JAMB rushed to the Directorate of State Services (DSS) asking it to investigate the case because it knows it has no prosecutorial powers. The DSS invited the parties concerned and was yet to conclude its investigations when JAMB resorted to trial by media. It jumped from press statements to granting TV interviews until it finally badgered the ‘culprit’ into a contrived ‘confession’. 

If JAMB had turned half the searchlight it turned on this 19-year old on itself, Nigeria would not have spent so much resources into prosecuting one of its ex-registrars. If it had cared so much about its institutional integrity, the so-called miracle centres guaranteeing success in its exams would not be assailing our senses with their advertisements on the airwaves. 

The principle in law is that those who come to equity must come with clean hands. I bet that if a forensic audit were ordered into JAMB’s affairs before, during and since its most sanctimonious registrars moved on, a lot of those standing as juror members would cover their ugly faces in eternal shame.

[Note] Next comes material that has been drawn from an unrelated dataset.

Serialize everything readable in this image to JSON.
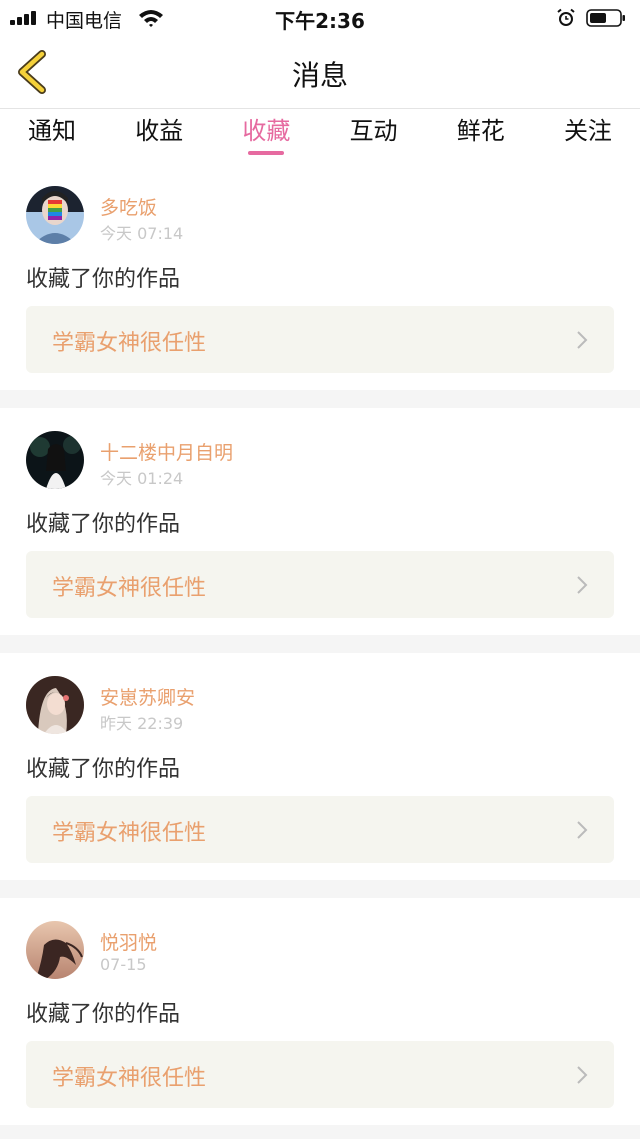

Here is the crux of the matter, until our nation stops worshipping politicians with questionable credentials, until the success and survival of public institutions are preserved, the younger generation would always strive to make it by all means. Our tainted image cannot be whitewashed by vilifying 19-year-olds taking lessons in debauchery from those who lead her country. 

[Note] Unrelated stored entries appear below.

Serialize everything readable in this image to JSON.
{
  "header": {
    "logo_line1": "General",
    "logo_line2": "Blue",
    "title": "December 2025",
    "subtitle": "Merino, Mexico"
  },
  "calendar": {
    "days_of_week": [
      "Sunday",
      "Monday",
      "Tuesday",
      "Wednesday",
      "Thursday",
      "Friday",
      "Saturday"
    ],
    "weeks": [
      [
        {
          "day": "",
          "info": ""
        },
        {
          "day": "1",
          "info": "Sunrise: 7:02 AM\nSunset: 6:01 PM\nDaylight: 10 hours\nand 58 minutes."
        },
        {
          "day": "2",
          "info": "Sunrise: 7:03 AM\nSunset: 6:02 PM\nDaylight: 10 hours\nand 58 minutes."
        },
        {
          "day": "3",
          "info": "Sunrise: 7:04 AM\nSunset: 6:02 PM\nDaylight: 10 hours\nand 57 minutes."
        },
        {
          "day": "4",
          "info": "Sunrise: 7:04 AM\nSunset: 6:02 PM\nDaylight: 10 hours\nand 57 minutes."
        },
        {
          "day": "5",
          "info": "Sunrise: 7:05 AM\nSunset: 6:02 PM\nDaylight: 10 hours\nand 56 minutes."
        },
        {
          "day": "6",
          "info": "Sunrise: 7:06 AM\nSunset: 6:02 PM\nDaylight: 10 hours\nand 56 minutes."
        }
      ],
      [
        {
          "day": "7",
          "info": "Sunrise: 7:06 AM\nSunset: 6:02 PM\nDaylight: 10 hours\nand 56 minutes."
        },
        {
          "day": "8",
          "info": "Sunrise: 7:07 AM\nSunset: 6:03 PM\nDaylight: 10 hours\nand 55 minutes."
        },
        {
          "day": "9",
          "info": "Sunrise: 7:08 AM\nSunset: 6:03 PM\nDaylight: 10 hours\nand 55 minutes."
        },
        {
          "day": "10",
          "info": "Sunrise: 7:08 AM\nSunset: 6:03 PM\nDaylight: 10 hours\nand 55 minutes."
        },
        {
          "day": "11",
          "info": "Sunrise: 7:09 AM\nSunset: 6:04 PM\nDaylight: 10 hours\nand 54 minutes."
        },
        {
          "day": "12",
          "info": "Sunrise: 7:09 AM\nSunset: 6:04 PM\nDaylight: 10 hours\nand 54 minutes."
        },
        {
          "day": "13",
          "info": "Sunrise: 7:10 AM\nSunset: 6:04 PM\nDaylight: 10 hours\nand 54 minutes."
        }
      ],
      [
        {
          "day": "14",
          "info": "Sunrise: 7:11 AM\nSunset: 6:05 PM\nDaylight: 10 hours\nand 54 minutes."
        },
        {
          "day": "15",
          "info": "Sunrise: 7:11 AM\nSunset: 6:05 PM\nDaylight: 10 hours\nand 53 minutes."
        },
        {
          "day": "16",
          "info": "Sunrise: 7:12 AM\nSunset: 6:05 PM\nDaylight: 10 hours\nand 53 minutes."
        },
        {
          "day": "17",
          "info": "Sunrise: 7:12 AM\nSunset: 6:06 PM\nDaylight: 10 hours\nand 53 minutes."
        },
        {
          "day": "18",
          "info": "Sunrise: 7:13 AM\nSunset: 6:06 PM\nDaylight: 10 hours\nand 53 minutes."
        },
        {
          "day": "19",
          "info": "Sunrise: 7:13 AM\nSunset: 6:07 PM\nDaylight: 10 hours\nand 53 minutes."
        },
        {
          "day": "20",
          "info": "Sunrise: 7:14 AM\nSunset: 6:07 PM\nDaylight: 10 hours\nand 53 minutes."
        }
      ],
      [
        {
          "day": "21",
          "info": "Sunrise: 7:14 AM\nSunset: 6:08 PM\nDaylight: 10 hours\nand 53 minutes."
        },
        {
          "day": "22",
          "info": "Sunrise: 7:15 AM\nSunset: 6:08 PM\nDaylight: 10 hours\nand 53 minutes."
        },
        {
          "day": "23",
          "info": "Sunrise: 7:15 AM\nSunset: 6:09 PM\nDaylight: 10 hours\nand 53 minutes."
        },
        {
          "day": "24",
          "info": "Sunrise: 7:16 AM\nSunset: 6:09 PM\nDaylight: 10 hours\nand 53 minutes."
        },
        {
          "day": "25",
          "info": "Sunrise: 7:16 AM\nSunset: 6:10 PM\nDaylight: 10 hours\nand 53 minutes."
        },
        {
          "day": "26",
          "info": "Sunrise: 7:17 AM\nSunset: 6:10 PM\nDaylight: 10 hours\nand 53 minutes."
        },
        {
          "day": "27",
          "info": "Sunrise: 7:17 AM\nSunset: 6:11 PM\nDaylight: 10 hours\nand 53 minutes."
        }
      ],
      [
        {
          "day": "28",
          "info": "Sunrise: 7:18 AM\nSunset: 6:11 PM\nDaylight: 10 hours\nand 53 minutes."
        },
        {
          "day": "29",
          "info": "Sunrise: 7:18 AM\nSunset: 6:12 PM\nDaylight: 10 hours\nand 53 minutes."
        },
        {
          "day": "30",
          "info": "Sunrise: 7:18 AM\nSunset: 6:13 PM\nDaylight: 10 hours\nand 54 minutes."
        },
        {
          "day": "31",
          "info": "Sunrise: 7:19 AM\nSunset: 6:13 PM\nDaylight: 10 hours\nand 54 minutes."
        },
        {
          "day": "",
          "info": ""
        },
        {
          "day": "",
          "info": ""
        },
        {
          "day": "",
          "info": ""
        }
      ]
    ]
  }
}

If JAMB conducted credible exams that guaranteed admission spots to students into the schools of their choice, there would always be those wanting to snow the system to bypass its moneymaking venture. It would have created the leeway to come down hard on fraudsters and riggers of its results. For now, JAMB is more interested in how much money it makes for the government than the service it renders to its clients. 

The rest of the world has moved on from having centralised admission systems to granting autonomy to institutions to seek the best candidates from any corner of the globe likely to help it maintain its lofty heights. Educational institutions have even advanced to the level of converting work experience to academic credits for the purposes of admission. The purpose of the 6-3-3-4 system is to help pupils gain credit scores for their future academic pursuit without sitting for a money grabbing examination that is valid for a year even if the students passed and could not find placements.

JAMB and those in charge of Nigeria’s education system should grow organically, embracing global best practices instead of contenting themselves with scamming parents and younger generation with their best-before-date money centralized examination. It should plug the gargoyles of corruption and embrace dynamism and efficiency. It should challenge the system that computerises tests for kids that have only seen computers in textbooks. When it does these things, it would have zero need for trial by media to redeem a waning image.

If indeed Mmesoma willingly succumbed to fraud to maintain her smart student status, she must have learnt a lot of lessons from this. She should resign to the reflection chambers for introspection, apologise to her parents whose integrity she has impugned and commit to the paths of hard work and uprightness henceforth. Our society must refrain from taking the sides of agencies using dehumanising means for image laundering. 

The Katsina State Command of the Nigeria Police force is embroiled in a similar trial by media of Rukaiya Aliyu Jibiya who called it out for parading the young women it arrested as prostitutes. The police PRO and his team allegedly assaulted her before parading her before the Emir of Katsina, then detaining her and later taking her to an Alkali court where the judge was not sitting. The traumatised girl escaped and released another video from her hideout. This is a common occurrence in parts of the country not fully under media gaze. It should stop.

A national police should not lend itself to the whimsicalities of monarchs or religious zealots. Our constitution guarantees freedoms that are not subsumed to the whimsies of uncodified moralists. Those who desire to be ruled under such influences are free to seek residence or citizenship in theocratic pseudo-states that subsume human rights to the impulsive interpretation of religious extremists.